The graph algorithms
Once a graph is loaded to FlashGraphR, users can perform graph algorithms on the graph. The graph applications supported by FlashGraph are listed below:
- weakly connected components:
fg.clusters(g, mode="weak")
- strongly connected components:
fg.clusters(g, mode="strong")
- graph transitivity:
fg.transitivity(g)
- PageRank:
fg.page.rank(g)
- triangle counting:
fg.directed.triangles(g)
andfg.undirected.triangles(g)
- scan statistics:
fg.topK.scan(g)
andfg.local.scan(g)
- coreness:
fg.coreness(g)
- diameter estimation:
fg.diameter(g)
- spectral embedding:
fg.spectral.embedding(g, nev)
. It supports performing spectral embedding on an adjacency matrix, a Laplacian matrix and a normalized Laplacian matrix.
Other functions
fg.list.graphs
: list all graphs loaded to FlashGraphR.fg.exist.graph
: test if a graph has been loaded to FlashGraphR.fg.vcount
: get the number of vertices in a graph.fg.ecount
: get the number of edges in a graph.fg.in.mem
: whether a graph is stored in memory or on disks.fg.is.directed
: whether a graph is directed.fg.degree
: get the degrees of all vertices.fg.fetch.subgraph
: extract an induced subgraph.
Examples of using FlashGraphR
Compute spectral embedding on the largest connected component in a graph.
library(FlashGraphR)
fg.set.conf("flash-graph/conf/run_test.txt")

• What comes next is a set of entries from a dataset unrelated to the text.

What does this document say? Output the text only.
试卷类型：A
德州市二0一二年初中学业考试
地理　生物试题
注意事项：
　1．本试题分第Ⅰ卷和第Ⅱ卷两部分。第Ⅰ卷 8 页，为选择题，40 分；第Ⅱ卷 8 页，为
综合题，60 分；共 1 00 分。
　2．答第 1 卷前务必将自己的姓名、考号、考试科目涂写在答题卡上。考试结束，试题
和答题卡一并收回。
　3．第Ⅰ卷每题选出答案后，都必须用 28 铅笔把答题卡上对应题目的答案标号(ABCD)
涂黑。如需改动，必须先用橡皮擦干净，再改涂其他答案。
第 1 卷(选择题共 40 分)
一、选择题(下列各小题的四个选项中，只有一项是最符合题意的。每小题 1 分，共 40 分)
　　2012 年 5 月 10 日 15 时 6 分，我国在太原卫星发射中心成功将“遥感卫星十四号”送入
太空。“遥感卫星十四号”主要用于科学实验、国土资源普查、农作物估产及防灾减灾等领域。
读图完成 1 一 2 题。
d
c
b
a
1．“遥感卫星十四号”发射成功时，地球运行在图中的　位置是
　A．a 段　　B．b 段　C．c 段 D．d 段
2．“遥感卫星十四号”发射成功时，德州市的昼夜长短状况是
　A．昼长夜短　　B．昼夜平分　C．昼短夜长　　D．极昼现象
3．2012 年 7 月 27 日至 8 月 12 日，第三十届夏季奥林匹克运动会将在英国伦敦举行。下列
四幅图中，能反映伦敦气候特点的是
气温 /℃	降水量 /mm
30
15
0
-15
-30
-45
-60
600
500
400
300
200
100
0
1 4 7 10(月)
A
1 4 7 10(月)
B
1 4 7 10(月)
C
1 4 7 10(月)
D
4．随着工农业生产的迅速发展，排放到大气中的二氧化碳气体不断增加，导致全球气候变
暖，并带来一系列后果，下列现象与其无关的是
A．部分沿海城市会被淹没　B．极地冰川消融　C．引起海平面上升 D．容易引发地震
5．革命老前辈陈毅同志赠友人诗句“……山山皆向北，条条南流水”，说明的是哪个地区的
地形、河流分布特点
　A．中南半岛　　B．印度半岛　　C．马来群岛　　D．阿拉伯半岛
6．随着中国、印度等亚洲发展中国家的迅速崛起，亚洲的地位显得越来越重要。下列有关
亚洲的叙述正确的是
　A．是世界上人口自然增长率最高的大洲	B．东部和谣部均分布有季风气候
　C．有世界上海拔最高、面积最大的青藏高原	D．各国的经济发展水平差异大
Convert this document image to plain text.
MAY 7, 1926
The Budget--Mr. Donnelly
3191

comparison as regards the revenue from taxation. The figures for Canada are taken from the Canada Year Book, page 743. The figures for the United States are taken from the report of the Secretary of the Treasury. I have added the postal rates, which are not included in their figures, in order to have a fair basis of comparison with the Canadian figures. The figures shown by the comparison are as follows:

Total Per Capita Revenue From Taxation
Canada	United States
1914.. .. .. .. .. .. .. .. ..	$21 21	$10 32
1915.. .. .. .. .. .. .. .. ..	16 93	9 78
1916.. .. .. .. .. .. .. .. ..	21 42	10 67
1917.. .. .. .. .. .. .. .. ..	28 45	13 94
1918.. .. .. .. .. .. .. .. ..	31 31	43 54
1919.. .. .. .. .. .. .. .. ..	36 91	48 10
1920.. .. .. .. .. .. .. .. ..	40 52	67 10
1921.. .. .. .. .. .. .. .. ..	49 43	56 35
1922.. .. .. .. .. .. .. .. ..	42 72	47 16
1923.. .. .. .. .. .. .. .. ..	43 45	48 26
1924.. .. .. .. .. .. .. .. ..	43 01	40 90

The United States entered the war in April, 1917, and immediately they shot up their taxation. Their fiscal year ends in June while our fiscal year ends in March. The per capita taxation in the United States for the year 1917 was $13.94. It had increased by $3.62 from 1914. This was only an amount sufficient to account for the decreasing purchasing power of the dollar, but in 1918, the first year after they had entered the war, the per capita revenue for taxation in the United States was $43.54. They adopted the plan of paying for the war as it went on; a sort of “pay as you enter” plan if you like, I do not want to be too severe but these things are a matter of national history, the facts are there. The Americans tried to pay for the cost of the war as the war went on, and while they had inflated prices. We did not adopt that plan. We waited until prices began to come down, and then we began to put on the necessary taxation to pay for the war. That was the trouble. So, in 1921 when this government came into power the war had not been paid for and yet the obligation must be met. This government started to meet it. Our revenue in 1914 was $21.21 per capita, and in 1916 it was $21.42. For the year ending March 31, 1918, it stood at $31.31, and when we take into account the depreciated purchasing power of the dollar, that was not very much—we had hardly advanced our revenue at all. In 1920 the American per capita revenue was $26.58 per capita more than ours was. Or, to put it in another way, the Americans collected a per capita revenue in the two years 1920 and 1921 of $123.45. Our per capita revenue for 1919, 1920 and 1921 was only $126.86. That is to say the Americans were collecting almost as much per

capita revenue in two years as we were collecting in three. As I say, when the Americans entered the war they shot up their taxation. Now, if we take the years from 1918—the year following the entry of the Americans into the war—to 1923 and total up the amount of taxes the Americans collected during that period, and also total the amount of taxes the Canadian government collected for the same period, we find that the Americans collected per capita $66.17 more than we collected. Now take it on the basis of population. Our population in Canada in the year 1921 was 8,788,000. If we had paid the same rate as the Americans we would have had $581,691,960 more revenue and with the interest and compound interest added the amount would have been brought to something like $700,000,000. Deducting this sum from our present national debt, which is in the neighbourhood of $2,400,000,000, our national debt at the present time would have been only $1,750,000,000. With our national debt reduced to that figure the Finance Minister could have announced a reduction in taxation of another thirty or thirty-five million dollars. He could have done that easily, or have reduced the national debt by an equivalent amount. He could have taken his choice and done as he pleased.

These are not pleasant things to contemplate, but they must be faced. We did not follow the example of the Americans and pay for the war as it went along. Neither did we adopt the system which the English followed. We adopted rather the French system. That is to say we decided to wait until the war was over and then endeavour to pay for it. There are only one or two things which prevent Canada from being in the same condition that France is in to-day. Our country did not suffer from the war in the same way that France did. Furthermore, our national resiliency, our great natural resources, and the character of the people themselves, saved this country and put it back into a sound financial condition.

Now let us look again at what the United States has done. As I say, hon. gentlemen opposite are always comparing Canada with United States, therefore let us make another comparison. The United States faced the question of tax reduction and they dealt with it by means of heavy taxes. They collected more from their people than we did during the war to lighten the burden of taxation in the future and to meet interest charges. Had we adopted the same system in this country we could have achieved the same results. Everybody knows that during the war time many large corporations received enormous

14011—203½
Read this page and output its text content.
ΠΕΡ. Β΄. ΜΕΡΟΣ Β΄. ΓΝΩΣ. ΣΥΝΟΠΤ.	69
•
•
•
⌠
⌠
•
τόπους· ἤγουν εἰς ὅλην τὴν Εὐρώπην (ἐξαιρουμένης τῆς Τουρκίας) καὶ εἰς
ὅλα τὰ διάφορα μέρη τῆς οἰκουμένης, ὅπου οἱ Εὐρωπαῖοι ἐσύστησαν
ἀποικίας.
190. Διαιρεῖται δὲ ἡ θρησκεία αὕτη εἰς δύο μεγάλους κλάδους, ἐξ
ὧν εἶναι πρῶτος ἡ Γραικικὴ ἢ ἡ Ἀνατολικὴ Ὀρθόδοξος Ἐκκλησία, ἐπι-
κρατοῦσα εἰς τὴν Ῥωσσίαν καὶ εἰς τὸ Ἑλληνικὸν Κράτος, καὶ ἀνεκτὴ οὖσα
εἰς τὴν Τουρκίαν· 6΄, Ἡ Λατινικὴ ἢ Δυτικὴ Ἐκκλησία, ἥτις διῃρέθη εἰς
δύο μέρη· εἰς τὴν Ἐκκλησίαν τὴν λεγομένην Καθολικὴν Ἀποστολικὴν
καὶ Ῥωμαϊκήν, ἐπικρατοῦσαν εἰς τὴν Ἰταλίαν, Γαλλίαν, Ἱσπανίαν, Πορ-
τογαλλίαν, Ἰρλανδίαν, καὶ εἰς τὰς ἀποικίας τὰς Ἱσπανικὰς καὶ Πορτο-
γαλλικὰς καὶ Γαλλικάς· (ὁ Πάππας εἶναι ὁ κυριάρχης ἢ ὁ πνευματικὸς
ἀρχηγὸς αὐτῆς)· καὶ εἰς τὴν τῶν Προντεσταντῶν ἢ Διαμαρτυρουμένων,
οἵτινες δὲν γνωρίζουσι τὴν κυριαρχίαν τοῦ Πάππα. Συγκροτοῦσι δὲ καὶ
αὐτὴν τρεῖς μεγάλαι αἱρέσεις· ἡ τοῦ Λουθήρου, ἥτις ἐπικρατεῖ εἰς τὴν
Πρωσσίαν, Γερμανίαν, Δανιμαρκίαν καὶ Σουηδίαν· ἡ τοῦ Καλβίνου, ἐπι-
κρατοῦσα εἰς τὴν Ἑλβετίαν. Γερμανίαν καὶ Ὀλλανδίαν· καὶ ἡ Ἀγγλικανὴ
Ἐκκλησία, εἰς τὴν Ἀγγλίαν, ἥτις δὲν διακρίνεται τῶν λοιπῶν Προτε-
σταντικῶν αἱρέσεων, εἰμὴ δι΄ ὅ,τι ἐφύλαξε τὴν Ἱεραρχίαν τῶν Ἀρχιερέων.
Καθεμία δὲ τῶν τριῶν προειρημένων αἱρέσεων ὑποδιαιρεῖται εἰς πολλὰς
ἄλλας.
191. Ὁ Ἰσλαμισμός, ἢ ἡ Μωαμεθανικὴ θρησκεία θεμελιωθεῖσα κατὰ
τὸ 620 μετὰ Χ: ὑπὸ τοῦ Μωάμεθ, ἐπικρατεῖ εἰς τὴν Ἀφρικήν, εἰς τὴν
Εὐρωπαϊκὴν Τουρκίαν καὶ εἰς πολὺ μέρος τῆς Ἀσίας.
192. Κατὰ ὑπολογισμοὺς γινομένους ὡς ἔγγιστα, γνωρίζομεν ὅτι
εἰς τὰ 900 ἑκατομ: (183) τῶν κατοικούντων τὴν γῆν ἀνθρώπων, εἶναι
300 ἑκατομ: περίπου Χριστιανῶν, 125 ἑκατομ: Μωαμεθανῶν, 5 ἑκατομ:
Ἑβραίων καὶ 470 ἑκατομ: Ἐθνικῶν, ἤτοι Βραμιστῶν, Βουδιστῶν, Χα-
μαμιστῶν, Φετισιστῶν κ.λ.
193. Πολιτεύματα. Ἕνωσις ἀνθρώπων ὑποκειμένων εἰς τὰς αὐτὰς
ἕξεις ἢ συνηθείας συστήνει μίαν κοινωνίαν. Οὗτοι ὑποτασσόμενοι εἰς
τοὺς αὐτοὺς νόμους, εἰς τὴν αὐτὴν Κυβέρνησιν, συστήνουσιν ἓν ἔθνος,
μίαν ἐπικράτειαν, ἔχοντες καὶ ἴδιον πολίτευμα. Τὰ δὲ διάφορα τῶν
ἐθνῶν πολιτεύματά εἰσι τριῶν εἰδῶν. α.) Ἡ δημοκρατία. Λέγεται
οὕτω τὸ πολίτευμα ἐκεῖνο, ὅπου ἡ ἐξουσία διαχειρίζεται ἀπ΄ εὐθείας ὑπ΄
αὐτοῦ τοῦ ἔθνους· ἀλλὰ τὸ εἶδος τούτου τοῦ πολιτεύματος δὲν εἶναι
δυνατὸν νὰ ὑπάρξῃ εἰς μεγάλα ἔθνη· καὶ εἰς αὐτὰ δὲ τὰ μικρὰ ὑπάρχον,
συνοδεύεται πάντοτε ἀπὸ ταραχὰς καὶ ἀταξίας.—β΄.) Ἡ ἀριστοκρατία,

# Load the Facebook graph as an undirected graph.
fg <- fg.load.graph("/mnt/nfs/graph-data/facebook_combined.txt", directed=FALSE)
# Get the strongly connected components.
# It returns an array whose elements are the component Ids of the vertices.
cc <- fg.clusters(fg, "weakly")
# Get the size of each component
counts <- as.data.frame(fm.table(cc[cc >= 0]))
# Get the largest component ID
lcc.id <- as.vector(counts$val)[which.max(as.vector(counts$Freq))]
# Get all vertices in the largest component
lcc.v <- which(cc == lcc.id)
# Get the induced subgraph with all vertices in the largest components
# The function outputs a graph in the FlashGraph format.
sub.fg <- fg.fetch.subgraph(fg, vertices=lcc.v, compress=FALSE)
# Compute spectral embedding on the largest connected component.
res <- fg.spectral.embedding(sub.fg, 10, which="A")
# Use kmeans to cluster the vertices.
clus.res <- kmeans(res$vectors, 10)